But this doesn’t really explain anything: ‘\010’ isn’t really any more primitive than ‘\x0a’: they’re just different representations of the same bit sequence
But it is more primitive than '\n', and can be rendered into binary without any further arbitrary conversion steps (arbitrary in that there's nothing in '\n' that says it should mean 10). It's just "transform the number after the backslash into the byte with that value".
Yeah, but what maps the characters 1 and 0 to the numerical value 10? I bet it’s the same chain of compilation, at some point leading to an assembly compiler, and that itself leading to some proto binary implementation, maybe even going into bios/hardware implementation?
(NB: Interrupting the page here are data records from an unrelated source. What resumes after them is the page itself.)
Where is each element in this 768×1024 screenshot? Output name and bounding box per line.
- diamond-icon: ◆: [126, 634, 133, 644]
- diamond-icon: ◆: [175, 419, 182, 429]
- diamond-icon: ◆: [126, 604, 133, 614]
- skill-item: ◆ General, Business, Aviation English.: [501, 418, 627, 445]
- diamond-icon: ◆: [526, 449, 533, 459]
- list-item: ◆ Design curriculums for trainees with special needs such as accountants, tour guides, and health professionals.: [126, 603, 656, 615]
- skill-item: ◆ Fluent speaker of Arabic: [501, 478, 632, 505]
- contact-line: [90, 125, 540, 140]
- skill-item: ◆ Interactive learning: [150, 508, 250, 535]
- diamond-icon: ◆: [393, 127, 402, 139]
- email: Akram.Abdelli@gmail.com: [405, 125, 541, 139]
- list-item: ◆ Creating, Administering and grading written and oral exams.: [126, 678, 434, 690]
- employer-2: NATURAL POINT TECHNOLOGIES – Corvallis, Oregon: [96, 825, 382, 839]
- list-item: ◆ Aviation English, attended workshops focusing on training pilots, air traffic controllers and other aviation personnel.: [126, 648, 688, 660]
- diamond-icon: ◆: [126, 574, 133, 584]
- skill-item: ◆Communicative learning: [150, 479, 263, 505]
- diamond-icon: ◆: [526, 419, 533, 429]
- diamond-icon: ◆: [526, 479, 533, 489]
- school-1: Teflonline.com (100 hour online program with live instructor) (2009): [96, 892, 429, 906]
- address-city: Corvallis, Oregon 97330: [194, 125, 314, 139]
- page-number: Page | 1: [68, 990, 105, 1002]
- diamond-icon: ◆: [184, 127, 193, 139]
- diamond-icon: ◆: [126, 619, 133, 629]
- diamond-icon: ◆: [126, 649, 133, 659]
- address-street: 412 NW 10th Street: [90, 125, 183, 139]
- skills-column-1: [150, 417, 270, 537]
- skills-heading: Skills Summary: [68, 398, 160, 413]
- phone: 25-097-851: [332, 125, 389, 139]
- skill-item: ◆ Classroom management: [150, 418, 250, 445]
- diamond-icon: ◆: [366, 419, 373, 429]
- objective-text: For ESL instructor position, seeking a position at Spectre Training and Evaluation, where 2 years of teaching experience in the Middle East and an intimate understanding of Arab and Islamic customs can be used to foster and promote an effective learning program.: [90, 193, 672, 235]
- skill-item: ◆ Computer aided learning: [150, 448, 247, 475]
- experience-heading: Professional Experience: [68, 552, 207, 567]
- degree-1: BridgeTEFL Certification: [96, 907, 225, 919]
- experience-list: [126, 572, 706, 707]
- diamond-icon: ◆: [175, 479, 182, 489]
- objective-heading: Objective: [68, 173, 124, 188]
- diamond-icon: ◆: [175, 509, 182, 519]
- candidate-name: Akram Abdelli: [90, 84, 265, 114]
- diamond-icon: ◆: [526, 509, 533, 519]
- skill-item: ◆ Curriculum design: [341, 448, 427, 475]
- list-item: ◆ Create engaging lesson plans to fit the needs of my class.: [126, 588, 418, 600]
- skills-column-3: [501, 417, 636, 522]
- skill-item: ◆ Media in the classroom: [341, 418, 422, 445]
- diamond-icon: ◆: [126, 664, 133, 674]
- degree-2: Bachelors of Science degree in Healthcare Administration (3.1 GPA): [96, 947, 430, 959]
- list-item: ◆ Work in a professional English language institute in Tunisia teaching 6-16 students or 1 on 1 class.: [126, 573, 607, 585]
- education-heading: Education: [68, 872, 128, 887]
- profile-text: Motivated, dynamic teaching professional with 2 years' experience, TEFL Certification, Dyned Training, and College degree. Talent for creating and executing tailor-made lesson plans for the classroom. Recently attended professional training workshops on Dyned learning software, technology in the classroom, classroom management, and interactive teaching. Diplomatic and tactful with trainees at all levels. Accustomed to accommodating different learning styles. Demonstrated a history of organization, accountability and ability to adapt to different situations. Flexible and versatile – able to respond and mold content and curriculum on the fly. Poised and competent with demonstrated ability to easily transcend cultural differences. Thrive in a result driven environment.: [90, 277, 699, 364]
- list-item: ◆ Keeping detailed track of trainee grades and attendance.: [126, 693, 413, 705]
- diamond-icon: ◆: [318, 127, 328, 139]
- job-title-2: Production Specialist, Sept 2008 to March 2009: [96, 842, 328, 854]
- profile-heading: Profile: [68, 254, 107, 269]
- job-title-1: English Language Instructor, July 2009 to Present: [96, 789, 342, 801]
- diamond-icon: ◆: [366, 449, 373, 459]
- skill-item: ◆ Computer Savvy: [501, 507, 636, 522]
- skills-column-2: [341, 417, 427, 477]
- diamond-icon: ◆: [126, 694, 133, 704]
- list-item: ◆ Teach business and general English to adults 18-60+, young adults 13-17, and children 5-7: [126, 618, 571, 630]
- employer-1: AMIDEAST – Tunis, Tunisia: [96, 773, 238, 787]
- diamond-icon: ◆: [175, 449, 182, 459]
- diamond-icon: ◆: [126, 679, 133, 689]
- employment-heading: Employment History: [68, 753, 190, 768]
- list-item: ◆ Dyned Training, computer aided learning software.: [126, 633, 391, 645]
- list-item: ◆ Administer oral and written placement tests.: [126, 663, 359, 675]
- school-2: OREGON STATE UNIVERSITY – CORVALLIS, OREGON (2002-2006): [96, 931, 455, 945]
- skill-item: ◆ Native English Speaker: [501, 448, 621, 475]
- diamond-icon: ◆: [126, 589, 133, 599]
The logic can be implemented entirely in a parser written in a high level language. For example,
//const int ZERO = '0';
const int ZERO = 0x30;
int convert(const char *s){
int ret = 0;
for (; *s; s++){
ret *= 10;
ret += *s - ZERO;
}
return ret;
}
After that you just dump the value to the output verbatim. Any high level language can handle this, it's just a change of representation like any other. There's no need to do any further delegation.
Replying to myself because I can't edit the comment anymore. I think I see what you mean now. The parser for the language that compiles your parser also needs to know that "10" means 10, and that "0x30" means 48. I guess that also is knowledge that is passed down through compiler generations. I wonder if you could write a simple parser that doesn't contain a single numerical constant.